Gegen das Gendern : AfD schreibt ab - mit Absicht
In Thüringen hat die Union einen Antrag gegen das Gendern durchgesetzt. Im Bundestag bringt die AfD-Fraktion eine Quasi-Kopie der Vorlage ein.
Doppelpunkt, Sternchen, Unterstrich: Das sogenannte Gendern hat jüngst in der CDU für einige Diskussionen gesorgt. So hatte Parteichef Friedrich Merz öffentlich gemutmaßt, dass mit jeder "gegenderten Nachrichtensendung ... ein paar hundert Stimmen mehr zu AfD" gingen. Die Aussage traf nicht nur - erwartungsgemäß - im politisch linkeren Spektrum auf Unverständnis, auch in der eigenen Partei wunderten sich einige zumindest über Merz' Themensetzung. Daniel Günther, Ministerpräsident in Schleswig-Holstein, etwa empfahl seiner Partei, "keine Debatten über das Gendern und andere Nebensächlichkeiten" zu führen.

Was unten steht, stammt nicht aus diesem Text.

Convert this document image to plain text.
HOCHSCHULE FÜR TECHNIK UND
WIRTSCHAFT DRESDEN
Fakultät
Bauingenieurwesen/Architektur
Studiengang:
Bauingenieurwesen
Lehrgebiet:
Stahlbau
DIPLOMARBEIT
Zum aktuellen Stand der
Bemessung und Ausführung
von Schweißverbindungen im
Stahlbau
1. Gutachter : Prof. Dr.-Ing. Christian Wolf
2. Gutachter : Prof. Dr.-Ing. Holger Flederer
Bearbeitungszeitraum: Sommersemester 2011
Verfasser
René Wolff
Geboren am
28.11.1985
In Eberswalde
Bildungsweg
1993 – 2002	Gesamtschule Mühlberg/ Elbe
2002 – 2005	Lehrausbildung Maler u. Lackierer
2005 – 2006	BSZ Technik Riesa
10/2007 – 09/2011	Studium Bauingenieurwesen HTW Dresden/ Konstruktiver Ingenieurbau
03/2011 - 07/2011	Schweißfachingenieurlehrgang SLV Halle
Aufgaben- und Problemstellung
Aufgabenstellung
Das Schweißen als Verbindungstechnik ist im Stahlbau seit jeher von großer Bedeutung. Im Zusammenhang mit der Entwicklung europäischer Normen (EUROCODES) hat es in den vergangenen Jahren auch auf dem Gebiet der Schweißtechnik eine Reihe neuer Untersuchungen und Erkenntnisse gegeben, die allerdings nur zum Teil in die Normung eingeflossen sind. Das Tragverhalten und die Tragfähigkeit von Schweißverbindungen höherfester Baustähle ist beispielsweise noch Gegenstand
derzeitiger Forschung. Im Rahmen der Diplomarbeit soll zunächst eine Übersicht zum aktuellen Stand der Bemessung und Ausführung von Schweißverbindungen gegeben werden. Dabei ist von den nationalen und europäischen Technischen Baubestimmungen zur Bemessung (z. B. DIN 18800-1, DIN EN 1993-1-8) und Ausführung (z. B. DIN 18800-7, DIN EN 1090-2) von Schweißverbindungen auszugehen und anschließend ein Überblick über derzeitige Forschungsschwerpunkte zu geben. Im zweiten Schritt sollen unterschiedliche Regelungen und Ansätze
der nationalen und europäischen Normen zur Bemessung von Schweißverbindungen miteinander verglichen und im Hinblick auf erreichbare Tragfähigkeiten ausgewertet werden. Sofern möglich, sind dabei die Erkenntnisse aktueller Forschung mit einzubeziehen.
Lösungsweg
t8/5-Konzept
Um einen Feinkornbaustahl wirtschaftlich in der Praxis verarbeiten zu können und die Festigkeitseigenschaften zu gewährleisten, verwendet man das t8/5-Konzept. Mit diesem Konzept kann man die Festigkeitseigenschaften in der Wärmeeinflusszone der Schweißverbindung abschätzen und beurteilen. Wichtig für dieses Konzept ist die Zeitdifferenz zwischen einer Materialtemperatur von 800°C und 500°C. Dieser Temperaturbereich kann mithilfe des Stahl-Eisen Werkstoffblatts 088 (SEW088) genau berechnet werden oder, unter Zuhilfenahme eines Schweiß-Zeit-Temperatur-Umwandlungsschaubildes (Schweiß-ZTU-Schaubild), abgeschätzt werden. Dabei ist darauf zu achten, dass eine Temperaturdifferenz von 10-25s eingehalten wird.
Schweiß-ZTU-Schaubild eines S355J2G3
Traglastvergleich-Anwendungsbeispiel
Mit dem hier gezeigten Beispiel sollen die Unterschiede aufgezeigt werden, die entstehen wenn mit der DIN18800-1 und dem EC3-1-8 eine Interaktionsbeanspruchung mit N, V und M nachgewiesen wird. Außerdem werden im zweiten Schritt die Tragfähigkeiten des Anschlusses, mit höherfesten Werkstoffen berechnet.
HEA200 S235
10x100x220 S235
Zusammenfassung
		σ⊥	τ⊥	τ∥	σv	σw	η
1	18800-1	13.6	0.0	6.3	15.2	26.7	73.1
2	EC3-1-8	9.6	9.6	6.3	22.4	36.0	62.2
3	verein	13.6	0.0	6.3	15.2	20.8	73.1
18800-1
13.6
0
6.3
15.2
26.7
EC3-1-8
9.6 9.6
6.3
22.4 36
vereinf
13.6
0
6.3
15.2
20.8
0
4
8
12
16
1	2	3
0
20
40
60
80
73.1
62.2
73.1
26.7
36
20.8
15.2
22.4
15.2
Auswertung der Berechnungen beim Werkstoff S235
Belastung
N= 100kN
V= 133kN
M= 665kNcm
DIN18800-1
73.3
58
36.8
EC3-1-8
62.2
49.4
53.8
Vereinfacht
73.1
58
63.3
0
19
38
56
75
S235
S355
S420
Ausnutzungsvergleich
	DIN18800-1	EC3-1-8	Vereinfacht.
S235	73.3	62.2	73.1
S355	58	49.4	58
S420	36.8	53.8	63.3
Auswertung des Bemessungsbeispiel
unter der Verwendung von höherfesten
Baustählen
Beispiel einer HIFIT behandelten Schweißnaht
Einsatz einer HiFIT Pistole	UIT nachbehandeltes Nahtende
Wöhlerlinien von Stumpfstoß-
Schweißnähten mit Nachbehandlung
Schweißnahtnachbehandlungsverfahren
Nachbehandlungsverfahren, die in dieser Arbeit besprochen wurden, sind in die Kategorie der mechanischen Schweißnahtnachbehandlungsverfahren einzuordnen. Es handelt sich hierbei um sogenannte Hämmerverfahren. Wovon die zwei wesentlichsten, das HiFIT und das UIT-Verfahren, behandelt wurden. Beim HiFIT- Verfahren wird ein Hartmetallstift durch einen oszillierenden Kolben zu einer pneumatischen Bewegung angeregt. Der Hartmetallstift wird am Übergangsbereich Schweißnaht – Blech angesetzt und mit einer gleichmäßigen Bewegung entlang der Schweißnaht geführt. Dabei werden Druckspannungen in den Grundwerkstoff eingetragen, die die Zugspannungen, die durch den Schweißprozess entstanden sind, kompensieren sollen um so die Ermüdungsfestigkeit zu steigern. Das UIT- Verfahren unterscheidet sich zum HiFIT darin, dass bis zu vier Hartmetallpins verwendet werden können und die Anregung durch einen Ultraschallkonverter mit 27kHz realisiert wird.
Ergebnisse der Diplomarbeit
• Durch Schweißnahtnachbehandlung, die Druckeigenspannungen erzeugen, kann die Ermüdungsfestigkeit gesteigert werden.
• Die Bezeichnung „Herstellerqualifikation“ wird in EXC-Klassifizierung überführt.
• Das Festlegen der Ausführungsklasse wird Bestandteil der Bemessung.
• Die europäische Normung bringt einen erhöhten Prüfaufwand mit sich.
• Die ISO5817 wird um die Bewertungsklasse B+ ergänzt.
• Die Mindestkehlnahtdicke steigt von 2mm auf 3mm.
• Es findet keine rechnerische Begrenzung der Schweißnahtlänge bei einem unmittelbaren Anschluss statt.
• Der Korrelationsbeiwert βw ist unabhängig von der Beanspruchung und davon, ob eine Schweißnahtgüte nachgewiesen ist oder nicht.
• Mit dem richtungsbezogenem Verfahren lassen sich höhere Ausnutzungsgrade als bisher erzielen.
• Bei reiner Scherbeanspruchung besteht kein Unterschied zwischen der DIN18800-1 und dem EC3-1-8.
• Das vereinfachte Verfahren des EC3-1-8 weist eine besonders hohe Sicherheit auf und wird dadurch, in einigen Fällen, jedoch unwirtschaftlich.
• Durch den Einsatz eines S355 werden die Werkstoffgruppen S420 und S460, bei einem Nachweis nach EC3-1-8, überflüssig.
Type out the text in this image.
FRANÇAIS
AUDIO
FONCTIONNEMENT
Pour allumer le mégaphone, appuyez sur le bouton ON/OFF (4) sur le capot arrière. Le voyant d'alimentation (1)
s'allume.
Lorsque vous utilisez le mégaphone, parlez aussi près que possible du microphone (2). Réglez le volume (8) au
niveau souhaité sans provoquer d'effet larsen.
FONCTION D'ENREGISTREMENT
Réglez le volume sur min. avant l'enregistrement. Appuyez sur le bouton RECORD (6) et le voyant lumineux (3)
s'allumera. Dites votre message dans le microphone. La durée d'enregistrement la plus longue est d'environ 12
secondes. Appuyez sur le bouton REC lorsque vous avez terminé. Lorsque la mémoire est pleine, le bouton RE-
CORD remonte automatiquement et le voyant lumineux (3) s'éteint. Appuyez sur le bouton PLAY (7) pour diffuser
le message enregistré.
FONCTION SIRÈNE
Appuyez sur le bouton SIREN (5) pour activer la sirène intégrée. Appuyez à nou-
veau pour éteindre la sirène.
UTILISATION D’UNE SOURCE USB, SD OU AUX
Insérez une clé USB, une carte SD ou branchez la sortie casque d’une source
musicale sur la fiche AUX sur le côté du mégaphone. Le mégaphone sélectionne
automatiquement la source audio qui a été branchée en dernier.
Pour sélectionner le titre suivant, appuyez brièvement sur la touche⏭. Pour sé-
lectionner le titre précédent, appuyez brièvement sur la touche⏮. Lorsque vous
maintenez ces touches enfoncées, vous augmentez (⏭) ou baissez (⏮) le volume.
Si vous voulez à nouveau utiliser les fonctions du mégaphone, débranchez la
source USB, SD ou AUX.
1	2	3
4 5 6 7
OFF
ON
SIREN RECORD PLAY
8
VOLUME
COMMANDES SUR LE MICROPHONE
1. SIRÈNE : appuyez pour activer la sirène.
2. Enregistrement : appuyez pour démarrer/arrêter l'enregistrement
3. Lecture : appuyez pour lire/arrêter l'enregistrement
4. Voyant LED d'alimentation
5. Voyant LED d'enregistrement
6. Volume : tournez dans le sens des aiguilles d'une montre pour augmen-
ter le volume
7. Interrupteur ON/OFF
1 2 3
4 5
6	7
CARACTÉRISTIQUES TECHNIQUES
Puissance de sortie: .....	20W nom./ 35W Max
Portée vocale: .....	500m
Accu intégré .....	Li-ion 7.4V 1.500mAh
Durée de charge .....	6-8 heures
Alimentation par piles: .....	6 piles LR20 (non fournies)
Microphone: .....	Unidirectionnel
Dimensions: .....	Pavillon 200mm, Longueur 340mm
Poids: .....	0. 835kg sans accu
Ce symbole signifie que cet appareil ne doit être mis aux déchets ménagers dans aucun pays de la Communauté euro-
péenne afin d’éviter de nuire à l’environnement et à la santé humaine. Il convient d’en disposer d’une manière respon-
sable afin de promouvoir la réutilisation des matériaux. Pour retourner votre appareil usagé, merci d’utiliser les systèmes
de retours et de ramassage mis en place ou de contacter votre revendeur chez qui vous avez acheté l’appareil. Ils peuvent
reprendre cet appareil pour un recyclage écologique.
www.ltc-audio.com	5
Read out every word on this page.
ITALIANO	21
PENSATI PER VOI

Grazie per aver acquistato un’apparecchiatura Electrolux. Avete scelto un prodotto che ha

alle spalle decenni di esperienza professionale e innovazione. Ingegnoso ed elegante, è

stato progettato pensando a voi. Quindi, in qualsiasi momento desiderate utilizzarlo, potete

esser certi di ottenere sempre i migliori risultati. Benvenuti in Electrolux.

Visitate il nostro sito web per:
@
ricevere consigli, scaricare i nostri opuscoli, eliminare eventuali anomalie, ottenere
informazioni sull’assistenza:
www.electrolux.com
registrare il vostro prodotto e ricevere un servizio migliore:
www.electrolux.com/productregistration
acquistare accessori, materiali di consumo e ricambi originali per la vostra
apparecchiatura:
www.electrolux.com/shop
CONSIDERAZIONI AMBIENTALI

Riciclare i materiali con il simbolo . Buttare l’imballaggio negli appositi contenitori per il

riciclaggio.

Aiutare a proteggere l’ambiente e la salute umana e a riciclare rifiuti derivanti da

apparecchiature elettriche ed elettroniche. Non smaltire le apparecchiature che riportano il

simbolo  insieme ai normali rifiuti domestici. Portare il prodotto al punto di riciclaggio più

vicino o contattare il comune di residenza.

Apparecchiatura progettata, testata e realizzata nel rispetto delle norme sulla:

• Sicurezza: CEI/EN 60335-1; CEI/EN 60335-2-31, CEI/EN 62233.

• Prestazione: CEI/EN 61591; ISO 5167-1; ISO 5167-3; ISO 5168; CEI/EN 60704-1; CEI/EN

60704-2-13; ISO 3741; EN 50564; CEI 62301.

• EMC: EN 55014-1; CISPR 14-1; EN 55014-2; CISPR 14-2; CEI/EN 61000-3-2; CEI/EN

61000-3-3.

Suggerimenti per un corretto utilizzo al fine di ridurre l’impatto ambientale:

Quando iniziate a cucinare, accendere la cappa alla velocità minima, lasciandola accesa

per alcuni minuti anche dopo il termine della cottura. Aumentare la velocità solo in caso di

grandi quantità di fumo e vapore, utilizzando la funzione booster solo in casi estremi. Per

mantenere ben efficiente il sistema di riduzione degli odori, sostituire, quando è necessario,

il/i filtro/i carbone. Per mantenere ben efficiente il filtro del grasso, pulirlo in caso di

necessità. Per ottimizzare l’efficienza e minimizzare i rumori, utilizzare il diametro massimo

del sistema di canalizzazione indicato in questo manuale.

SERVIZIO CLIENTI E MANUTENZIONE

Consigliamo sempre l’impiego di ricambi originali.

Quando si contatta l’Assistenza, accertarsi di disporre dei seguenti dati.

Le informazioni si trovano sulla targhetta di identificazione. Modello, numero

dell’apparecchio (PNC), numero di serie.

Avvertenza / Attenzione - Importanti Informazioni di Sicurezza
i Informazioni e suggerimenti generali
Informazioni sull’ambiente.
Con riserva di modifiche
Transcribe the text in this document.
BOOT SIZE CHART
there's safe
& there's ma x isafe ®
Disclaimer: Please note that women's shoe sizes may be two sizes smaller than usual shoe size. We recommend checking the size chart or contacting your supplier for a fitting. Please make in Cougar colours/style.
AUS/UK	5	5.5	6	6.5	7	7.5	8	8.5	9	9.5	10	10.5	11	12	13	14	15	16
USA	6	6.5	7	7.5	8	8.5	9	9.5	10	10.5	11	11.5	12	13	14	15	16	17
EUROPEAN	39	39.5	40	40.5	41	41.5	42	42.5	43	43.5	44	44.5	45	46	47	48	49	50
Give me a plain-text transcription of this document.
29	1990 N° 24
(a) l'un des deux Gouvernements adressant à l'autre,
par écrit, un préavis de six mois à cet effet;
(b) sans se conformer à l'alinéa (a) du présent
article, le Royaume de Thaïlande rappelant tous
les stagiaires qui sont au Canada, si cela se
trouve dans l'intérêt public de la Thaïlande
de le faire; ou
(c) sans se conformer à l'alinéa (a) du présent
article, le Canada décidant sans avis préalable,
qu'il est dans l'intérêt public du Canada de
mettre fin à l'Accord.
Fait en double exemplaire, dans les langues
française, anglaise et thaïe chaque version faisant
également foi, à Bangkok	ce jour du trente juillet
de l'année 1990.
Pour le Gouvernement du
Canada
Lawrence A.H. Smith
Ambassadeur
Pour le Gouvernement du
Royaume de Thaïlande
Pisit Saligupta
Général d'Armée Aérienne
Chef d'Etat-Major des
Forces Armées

In Erfurter Landtag kam der Unions-Antrag durch - mit Stimmen der AfD
Für die AfD ist das Thema keine Nebensächlichkeit. Sie hält nichts von "sogenannter Gendersprache". Vergangene Woche diskutierte der Bundestag erneut eine Vorlage der Fraktion dazu. Dieses Mal hatte sich die AfD eine politische Finte überlegt. Der schließlich an die Ausschüsse überwiesene Antrag war - wie die Fraktion auch offen bekannte - abgeschrieben. Die Thüringer CDU-Landtagsfraktion hatte ihn im November 2022 in Erfurt ein- und später auch mit Stimmen der AfD gegen die Stimmen der Koalitionsfraktionen der rot-rot-grünen Minderheitsregierung durchgebracht. Die Christdemokraten hatten darin unter anderem den Landtag und die Landesregierung aufgefordert, auf "sogenannte Gendersprache" zu verzichten. Forderungen, die die AfD-Fraktion nun eins zu eins übernahm - und an Bundesregierung beziehungsweise Bundestag richtete.
Aus Sicht der AfD-Abgeordneten Mariana Iris Harder-Kühnel gibt es dafür Rückhalt in der Bevölkerung. "Die Deutschen haben keine Lust auf linke Sprachdressur!", sagte sie in der Debatte mit Verweis auf Umfragen. "Gendersprache" sei verwirrend, nicht praxistauglich und grenze Menschen mit Lese- und Rechtschreibschwäche oder mit Seh- und Hörbehinderungen aus. Auch erschwere sie "integrationswilligen Migranten" den Spracherwerb. An die Union gerichtet sagte Harder-Kühnel: "Machen wir es wie Thüringen! Schaffen wir diesen Genderunsinn ab!"
Avancen zurückgewiesen
Darauf dürfte die AfD-Abgeordnete, wenn sie es denn tatsächlich tut, vergeblich hoffen - und dass nicht nur, weil die beiden Fraktionen keine Mehrheit dafür im Bundestag hätten, sondern auch, weil die Union die Avancen brüsk zurückwies. Auch durch Abschreiben ihrer Anträge würden "diese permanenten Versuche des Anbiederns an die CDU" nicht erhört, sagte Philipp Amthor (CDU) und ergänzte: "Sie sind und Sie bleiben für uns kein Partner." Seine Fraktionskollegin Katja Leikert (CDU) sprach in Sache von einer "Scheindebatte", schließlich habe die Ampel gar nicht vor, das Gendern in Deutschland zu verordnen. In Umfragen fänden zudem zwei Drittel der Bevölkerung es als politisches Thema überhaupt nicht wichtig, so Leikert.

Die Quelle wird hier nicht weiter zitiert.